Her first formal link to politics was as a consultant and researcher with the Institute of European Affairs, a think tank run by Brendan Halligan, the former Labour TD.

She joined Fianna Fáil in 1998, then defected to Sinn Féin shortly afterward, becoming deputy leader in 2009.

She was an MEP before she became a TD in 2011.

Mrs. McDonald is definitely the rising star of the party and has said “if there were a vacancy” for the role of president she “would certainly consider it”.

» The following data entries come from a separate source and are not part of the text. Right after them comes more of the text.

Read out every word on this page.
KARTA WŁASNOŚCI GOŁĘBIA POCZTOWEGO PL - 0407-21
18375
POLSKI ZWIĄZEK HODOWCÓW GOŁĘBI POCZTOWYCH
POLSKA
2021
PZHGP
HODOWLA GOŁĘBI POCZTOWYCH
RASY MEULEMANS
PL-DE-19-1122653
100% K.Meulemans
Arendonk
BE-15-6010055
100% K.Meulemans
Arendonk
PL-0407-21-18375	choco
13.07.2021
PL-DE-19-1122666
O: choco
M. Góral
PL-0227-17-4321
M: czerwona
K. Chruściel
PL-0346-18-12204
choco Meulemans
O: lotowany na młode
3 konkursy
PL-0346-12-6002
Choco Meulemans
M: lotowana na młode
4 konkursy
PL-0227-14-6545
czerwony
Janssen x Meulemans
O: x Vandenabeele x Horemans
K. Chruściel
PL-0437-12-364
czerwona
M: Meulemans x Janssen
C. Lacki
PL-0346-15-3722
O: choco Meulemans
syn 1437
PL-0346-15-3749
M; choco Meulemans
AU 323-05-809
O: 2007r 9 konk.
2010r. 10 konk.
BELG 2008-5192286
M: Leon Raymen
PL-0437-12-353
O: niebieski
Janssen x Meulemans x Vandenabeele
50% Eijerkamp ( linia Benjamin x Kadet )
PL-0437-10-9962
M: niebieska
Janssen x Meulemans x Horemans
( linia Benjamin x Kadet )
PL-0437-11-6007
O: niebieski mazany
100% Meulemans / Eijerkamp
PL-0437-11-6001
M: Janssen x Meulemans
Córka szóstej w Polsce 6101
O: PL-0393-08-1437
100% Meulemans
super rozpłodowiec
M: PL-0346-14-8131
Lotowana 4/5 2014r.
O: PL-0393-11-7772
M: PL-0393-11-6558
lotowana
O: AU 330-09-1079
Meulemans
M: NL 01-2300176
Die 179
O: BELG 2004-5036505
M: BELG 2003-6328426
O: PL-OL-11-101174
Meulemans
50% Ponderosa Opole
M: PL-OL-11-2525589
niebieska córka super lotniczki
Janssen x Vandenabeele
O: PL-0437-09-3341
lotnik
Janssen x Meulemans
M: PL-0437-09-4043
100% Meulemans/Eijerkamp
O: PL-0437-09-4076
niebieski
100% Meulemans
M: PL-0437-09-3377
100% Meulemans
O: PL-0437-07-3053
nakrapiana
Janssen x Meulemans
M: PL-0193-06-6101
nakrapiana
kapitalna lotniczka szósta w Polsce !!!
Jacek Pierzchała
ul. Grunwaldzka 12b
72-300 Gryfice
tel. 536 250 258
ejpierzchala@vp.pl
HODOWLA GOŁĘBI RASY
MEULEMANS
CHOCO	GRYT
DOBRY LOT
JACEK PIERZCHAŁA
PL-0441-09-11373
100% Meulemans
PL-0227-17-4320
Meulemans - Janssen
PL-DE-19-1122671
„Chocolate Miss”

Sinn Féin’s northern leader Michelle O’Neill is being touted by some as a possible contender, although she has ruled that out, telling the Irish News in an interview last week that she had no desire to lead the party because she already had “enough to do leading the north at this moment in time”.

She is, however, being tipped as a runner for the deputy leadership of the party.

Born in 1977 in the village of Clonoe in rural Co Tyrone, Ms. O’Neill hails from a family of prominent Irish republicans.

Her father, Brendan ‘Basil’ Doris, was a former IRA prisoner who became a Sinn Féin councilor in Dungannon.

She began working for the party when the Good Friday Agreement was signed in 1998.

Her assembly career began in 2007 when she joined Martin McGuinness and Francie Molloy as a Mid Ulster MLA.

She rose to the role of agriculture minister before becoming health minister.

Ms. O’Neill has been at the forefront in recent months of the Stormont talks aimed at restoring the collapsed power-sharing executive.